The exact date of the invention of carbonless copy paper remains uncertain, but the first documented use is in the 19th century, in 1806, when Ralph Wedgwood, an Englishman, issued a patent for his “stylogrphic writer.” In the same period, an Italian man, Pellegrino Turri invented a typewriting machine in Italy so he perfected his form of carbon paper in order to successfully operate his machine. The interesting part is that the paper was invented just to get to their other planned goals which was to help blind people write through the use of a machine.


Further Development

Wedgwood was the man who continued developing the idea of using the paper as a method of making copies of business documents, business letters or private letters. His technique involved using a metal stylus on a thin transparent sheet of paper over one of the carbon sheets so that he could get a black copy of another sheet. This technique was picked up by a company which developed it further, but it was more acceptable for businessmen in that time to sent out letters and documents written in ink so that they could avoid forgery that might appear as a result of the copywriting process. Even though the letter-copying book became a standard procedure in the 1870s, the court did not allow its use.

Overseas Events

It was in 1823 when Curys P. Dakin from Massachusetts made carbon paper similar to the one Wegwood started making, and sold it exclusively to the Associated Press. Many years later, the commercial potential for copying office documents became hugely evident.  The year of 1870 saw the first major sale of carbon paper and it was for the United States War Department.

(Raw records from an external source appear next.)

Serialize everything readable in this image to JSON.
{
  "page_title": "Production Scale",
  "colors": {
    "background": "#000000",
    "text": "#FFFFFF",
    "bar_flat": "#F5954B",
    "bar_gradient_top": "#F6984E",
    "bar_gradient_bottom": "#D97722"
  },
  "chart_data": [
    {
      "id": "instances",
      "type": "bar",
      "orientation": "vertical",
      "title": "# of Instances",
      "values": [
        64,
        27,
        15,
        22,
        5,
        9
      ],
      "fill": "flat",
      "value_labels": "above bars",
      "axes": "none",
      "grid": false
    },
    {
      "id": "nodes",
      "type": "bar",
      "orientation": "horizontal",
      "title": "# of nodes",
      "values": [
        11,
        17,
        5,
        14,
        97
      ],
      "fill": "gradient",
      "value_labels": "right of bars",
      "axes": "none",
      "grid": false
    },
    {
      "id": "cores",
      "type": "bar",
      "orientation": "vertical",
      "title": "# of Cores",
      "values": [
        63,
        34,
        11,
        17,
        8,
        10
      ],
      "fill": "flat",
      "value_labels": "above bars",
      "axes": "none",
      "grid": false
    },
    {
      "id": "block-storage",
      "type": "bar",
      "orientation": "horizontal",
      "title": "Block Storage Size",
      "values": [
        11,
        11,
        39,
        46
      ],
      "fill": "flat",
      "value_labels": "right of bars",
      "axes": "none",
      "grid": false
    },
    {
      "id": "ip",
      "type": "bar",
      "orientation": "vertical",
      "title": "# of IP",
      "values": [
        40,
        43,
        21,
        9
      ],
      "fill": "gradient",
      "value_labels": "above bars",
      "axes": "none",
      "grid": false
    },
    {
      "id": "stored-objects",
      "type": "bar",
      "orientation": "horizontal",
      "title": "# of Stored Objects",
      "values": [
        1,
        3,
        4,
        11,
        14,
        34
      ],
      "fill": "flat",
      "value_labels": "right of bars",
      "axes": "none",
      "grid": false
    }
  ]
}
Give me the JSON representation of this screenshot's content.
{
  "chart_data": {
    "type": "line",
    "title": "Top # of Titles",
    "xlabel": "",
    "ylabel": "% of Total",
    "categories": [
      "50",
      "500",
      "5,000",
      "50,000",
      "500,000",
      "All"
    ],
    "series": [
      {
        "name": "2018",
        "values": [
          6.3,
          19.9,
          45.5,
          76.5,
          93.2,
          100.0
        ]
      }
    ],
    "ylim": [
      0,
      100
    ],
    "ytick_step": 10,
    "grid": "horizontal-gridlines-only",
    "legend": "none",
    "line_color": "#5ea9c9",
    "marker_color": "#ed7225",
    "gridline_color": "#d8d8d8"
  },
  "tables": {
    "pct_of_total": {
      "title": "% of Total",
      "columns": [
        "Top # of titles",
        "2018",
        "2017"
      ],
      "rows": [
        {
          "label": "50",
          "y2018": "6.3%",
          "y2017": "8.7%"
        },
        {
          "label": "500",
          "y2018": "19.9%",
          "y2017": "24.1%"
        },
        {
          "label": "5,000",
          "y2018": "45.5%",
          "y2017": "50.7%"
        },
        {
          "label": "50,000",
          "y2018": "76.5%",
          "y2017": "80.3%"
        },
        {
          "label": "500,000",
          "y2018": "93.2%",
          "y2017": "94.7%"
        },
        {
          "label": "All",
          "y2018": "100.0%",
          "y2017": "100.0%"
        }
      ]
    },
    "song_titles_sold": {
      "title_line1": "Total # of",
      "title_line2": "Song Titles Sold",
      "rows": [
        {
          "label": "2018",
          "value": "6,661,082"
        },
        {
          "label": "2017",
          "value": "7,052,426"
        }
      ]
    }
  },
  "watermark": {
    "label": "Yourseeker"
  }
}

Ingredients of the Copy Paper

At first, carbon paper was manufactured by hand. People used a mixture of a pigment carbon black and oil in naphtha and this mixture was applied to sheets of paper by the use of a wide brush. Later, hot wax was used to replace the oil that created a mess. The use of hot wax opened opportunities for the carbon paper to be made in a variety of qualities.

Carbon Transformed into Carbonless Paper

With the invention of the photocopier, the demand for carbon paper decreased to a large extent. However, the National Cash Registry Company developed carbonless copy paper in 1954. The process of using this new type of paper relied on the pressure of a pen or typewriter to induce a chemical reaction between different coatings on adjacent sheets of paper.

Benefits of Carbonless Copy Paper

Apart from being very cos-effective, the carbonless copy paper has a plethora of benefits. One of those benefits is speed which allows the user to create more than one copy of the forms instantly. Secondly, it is accurate as it eliminates transcription errors. Then, it prevents alteration and any change to a copy is evident immediately, so it provides security. Furthermore, it provides clarity as it gives a sharp copy image. Moreover, it is clean as it prevents text image from smearing or rubbing off. Finally, It is also versatile because it enables reverse printing or colour coding to suit business needs.